A Norwegian court has found Anders Behring Breivik sane in the murder of 77 people in a gun and bomb massacre last year, sending him to jail for at least 21 years and dismissing the prosecution’s request for an insane verdict.
Breivik, who has admitted detonating a fertilizer bomb outside government headquarters, killing eight, before shooting
69 at the ruling party’s summer youth camp, faces the possibility of indefinite extensions to his sentence that was handed down on Friday.
Many survivors and families of the victims wanted a sane verdict, saying the opposite would diminish his responsibility for the attacks.
Breivik said he targeted the ruling centre-left Labour Party for its support of Muslim immigration. He dismissed being called a child murderer, arguing that his victims, some as young as 14, were brainwashed activists whose support for multiculturalism threatened to adulterate pure Norwegian blood.
Breivik himself had argued for the sane verdict as he wanted the attack to be seen as a political statement.
Guilt has never been a question in the trial as Breivik described in chilling detail how he hunted down his victims,
some as young as 14, with a shot to the body then one or more bullets to the head.
The killings shook this nation of five million people which had prided itself as a safe haven from much of the world’s troubles, raising questions about the prevalence of far right views as immigration rises.

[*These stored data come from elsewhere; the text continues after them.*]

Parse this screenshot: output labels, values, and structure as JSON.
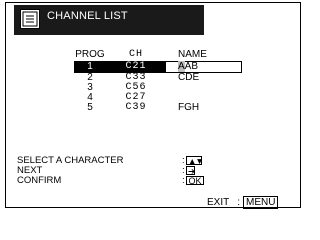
{
  "header": {
    "title": "CHANNEL LIST",
    "icon": "menu-list-icon"
  },
  "table": {
    "columns": [
      "PROG",
      "CH",
      "NAME"
    ],
    "rows": [
      {
        "prog": "1",
        "ch": "C21",
        "name_cursor": "A",
        "name_rest": "AB",
        "selected": true
      },
      {
        "prog": "2",
        "ch": "C33",
        "name": "CDE"
      },
      {
        "prog": "3",
        "ch": "C56",
        "name": ""
      },
      {
        "prog": "4",
        "ch": "C27",
        "name": ""
      },
      {
        "prog": "5",
        "ch": "C39",
        "name": "FGH"
      }
    ]
  },
  "help": {
    "select_label": "SELECT A CHARACTER",
    "select_key": "▲▼",
    "next_label": "NEXT",
    "next_key": "➔",
    "confirm_label": "CONFIRM",
    "confirm_key": "OK"
  },
  "footer": {
    "exit_label": "EXIT",
    "exit_key": "MENU"
  }
}
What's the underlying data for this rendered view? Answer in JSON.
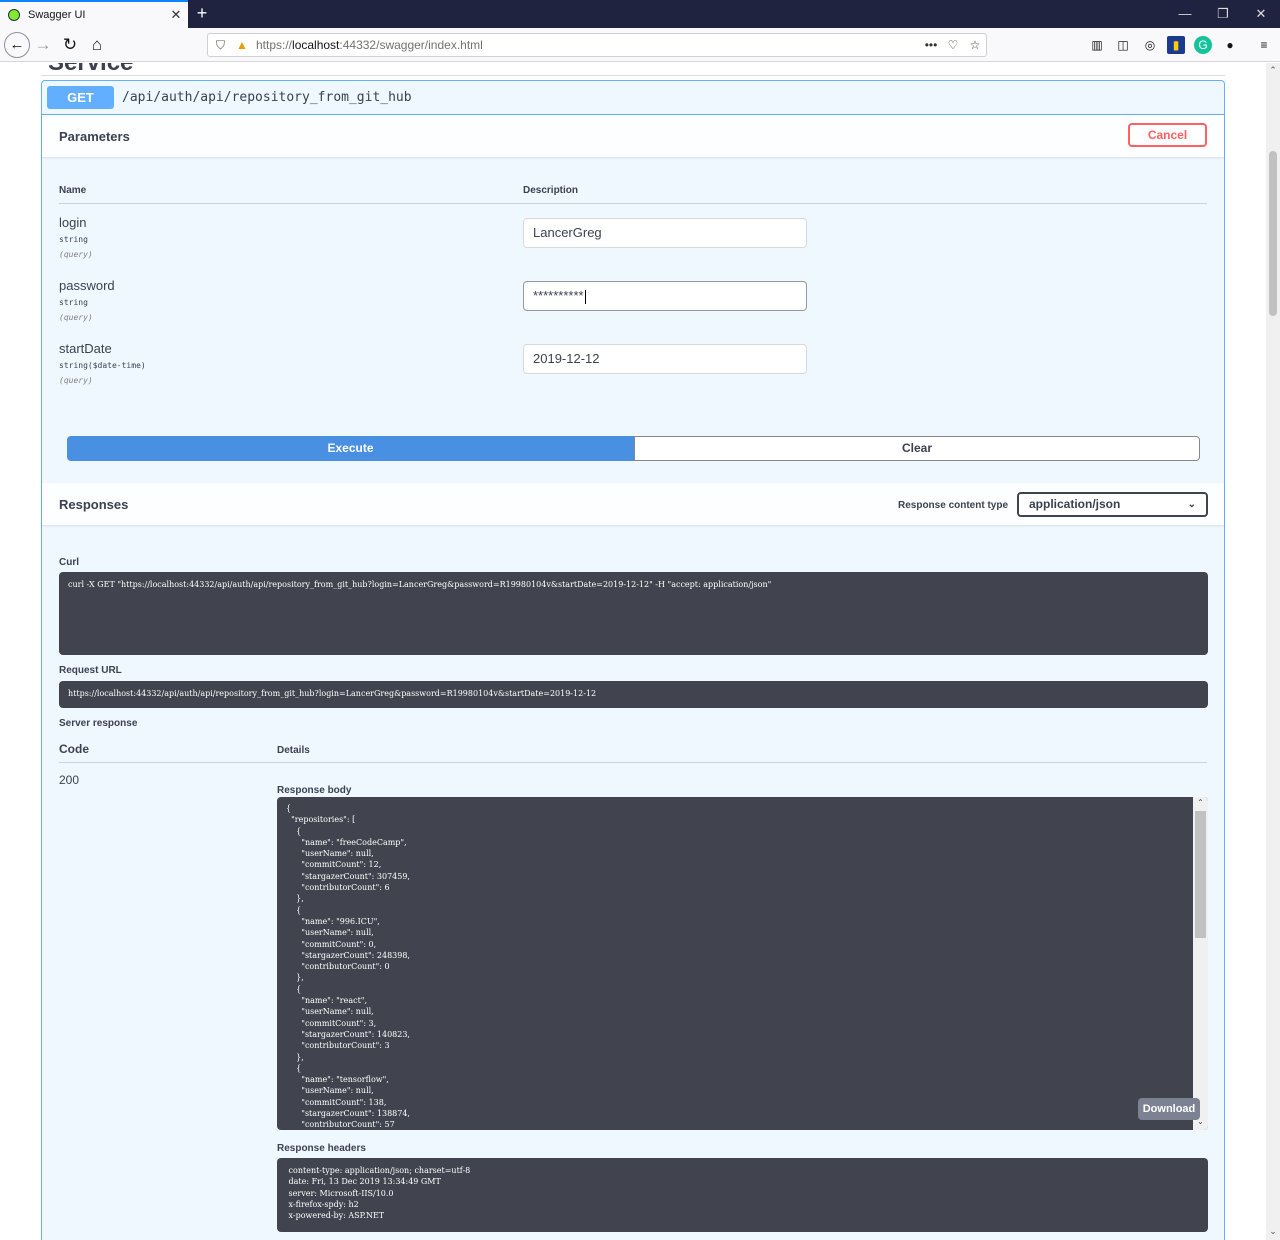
{
  "browser": {
    "tab_title": "Swagger UI",
    "tab_close": "✕",
    "new_tab": "+",
    "url_scheme": "https://",
    "url_host": "localhost",
    "url_rest": ":44332/swagger/index.html",
    "window_controls": [
      "—",
      "❐",
      "✕"
    ],
    "page_actions": "•••"
  },
  "page": {
    "section_title_cut": "Service",
    "operation": {
      "method": "GET",
      "path": "/api/auth/api/repository_from_git_hub"
    },
    "parameters": {
      "header": "Parameters",
      "cancel_label": "Cancel",
      "col_name": "Name",
      "col_description": "Description",
      "items": [
        {
          "name": "login",
          "type": "string",
          "in": "(query)",
          "value": "LancerGreg"
        },
        {
          "name": "password",
          "type": "string",
          "in": "(query)",
          "value": "**********"
        },
        {
          "name": "startDate",
          "type": "string($date-time)",
          "in": "(query)",
          "value": "2019-12-12"
        }
      ]
    },
    "execute_label": "Execute",
    "clear_label": "Clear",
    "responses": {
      "header": "Responses",
      "content_type_label": "Response content type",
      "content_type_value": "application/json",
      "curl_label": "Curl",
      "curl": "curl -X GET \"https://localhost:44332/api/auth/api/repository_from_git_hub?login=LancerGreg&password=R19980104v&startDate=2019-12-12\" -H \"accept: application/json\"",
      "request_url_label": "Request URL",
      "request_url": "https://localhost:44332/api/auth/api/repository_from_git_hub?login=LancerGreg&password=R19980104v&startDate=2019-12-12",
      "server_response_label": "Server response",
      "code_header": "Code",
      "details_header": "Details",
      "status_code": "200",
      "response_body_label": "Response body",
      "response_body": "{\n  \"repositories\": [\n    {\n      \"name\": \"freeCodeCamp\",\n      \"userName\": null,\n      \"commitCount\": 12,\n      \"stargazerCount\": 307459,\n      \"contributorCount\": 6\n    },\n    {\n      \"name\": \"996.ICU\",\n      \"userName\": null,\n      \"commitCount\": 0,\n      \"stargazerCount\": 248398,\n      \"contributorCount\": 0\n    },\n    {\n      \"name\": \"react\",\n      \"userName\": null,\n      \"commitCount\": 3,\n      \"stargazerCount\": 140823,\n      \"contributorCount\": 3\n    },\n    {\n      \"name\": \"tensorflow\",\n      \"userName\": null,\n      \"commitCount\": 138,\n      \"stargazerCount\": 138874,\n      \"contributorCount\": 57",
      "download_label": "Download",
      "response_headers_label": "Response headers",
      "response_headers": " content-type: application/json; charset=utf-8 \n date: Fri, 13 Dec 2019 13:34:49 GMT \n server: Microsoft-IIS/10.0 \n x-firefox-spdy: h2 \n x-powered-by: ASP.NET "
    }
  }
}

The trial and a commission of investigation into the country’s worst violence since World War II have kept Breivik
on the front pages for the past 13 months and survivors said the verdict would finally bring some closure.
“It has been a tough year … but I don’t want to be Utoeya-Nicoline for the rest of my life,” said Nicoline Bjerge
Schie, a survivor of the shooting.
Whatever the five judges decide, Breivik will be locked up in solitary confinement inside the maximum security Ila prison on the outskirts of Oslo.
Although the maximum sentence is 21 years, prisoners can be held indefinitely if deemed dangerous and few believe anyone would ever sign Breivik’s release papers.
Question of sanity
If Breivik was declared insane, he would have faced a regime of indefinite mental treatments inside a one-man mental ward set up for him in the prison and would come up for review every three years.
One team of court appointed psychiatrists concluded he was psychotic while another came to the opposite conclusion.
To make the ruling more difficult, several other experts who testified described a series of mental conditions Breivik suffered from.
Still, polls show that about 70 percent of Norwegians think such a well-planned attack could not have been the work of a madman and Breivik must take responsibility rather than be dismissed as merely deranged.
If Breivik appeals, he will be granted a new, possibly even longer trial sometime in January.